If interactive companions are the inevitable surface area for marketing in the future, I think we’ll see the same thing:
Ads will appear, whether they are marked or not, in AI-created conversations. It’s easy to think they will be a sidebar of ads as Google does them today, but somehow I think it’ll be more subtle, and more native
If an analog to SEM exists within LLMs, I think we’ll also see a form of SEO. How will companies and products create content that is most attractive to becoming incorporated into the model data. You could imagine in a world of Open Source LLMs that companies will try to reverse engineer how to get themselves into the answer when people ask, “what are the best hotels in XYZ?”
Companions could facilitate loyalty programs. If they keep long-running state and have large context windows, they can cross-sell products based on an understanding of your likes/dislikes, just as a travel concierge might keep you on the same chain of luxury hotels based on price and otherwise. If they are able to share some of your data with other AIs, perhaps they can do a real-time negotiation for you that keeps you sticky as a customer
We might also see AI companions that are directly and obviously sponsored by companies. Today, we have horizontal products like Google that help us research, but we also have Booking and Yelp and other vertical search products for very distinct questions. Perhaps the same will exist of AI
Once we are fully multi-modal, we might see video ads or interactive experiences becomes answers on commercial queries.

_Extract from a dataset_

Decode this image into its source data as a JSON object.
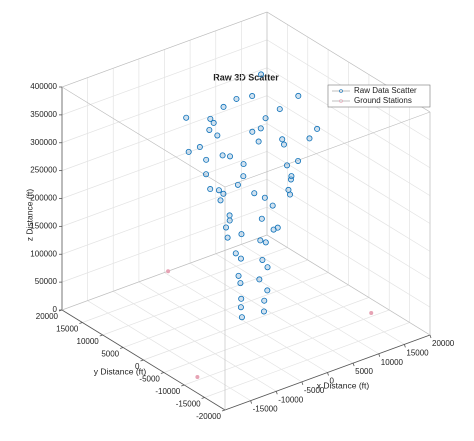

Just as Coke’s ads in the early 1900s pushed the boundaries of color printing, if consumers respond best to video, we’ll see more commercial video content — perhaps generated on the fly, in response to their needs and prior preferences
The most common business models for LLMs today are subscription. I have to say, I doubt that will last. People want free. And they have demonstrated again and again they prefer free plus targeted ads rather than anything else
Needless to say, as long as products/services cost something, and they have prices, then they will be able to be discounted. Whether it’s a piece of paper doing the discounting, or a 500 IQ fully-interactive AGI, who knows? Does it matter?
And thus the story of the coupon continues.
Your last two newsletters have been great. I love when someone that has domain expertise looks at emerging technology and says "let's look at what unexpected outcomes might occur in the future"
The problems that plagued Coca Cola and consumer goods companies do indeed still remain - we see this in loyalty programs for coffee chains today - the dynamics are indeed tricky. I think we will definitely see AI companions sponsored by companies - for both consumer and business use cases - anywhere an audience can be defined (in general terms e.g. parents, or specific e.g. CMOs, or horse riders etc) and AI can help, a sponsored free version will emerge - I see WeTransfer as an interesting model for this.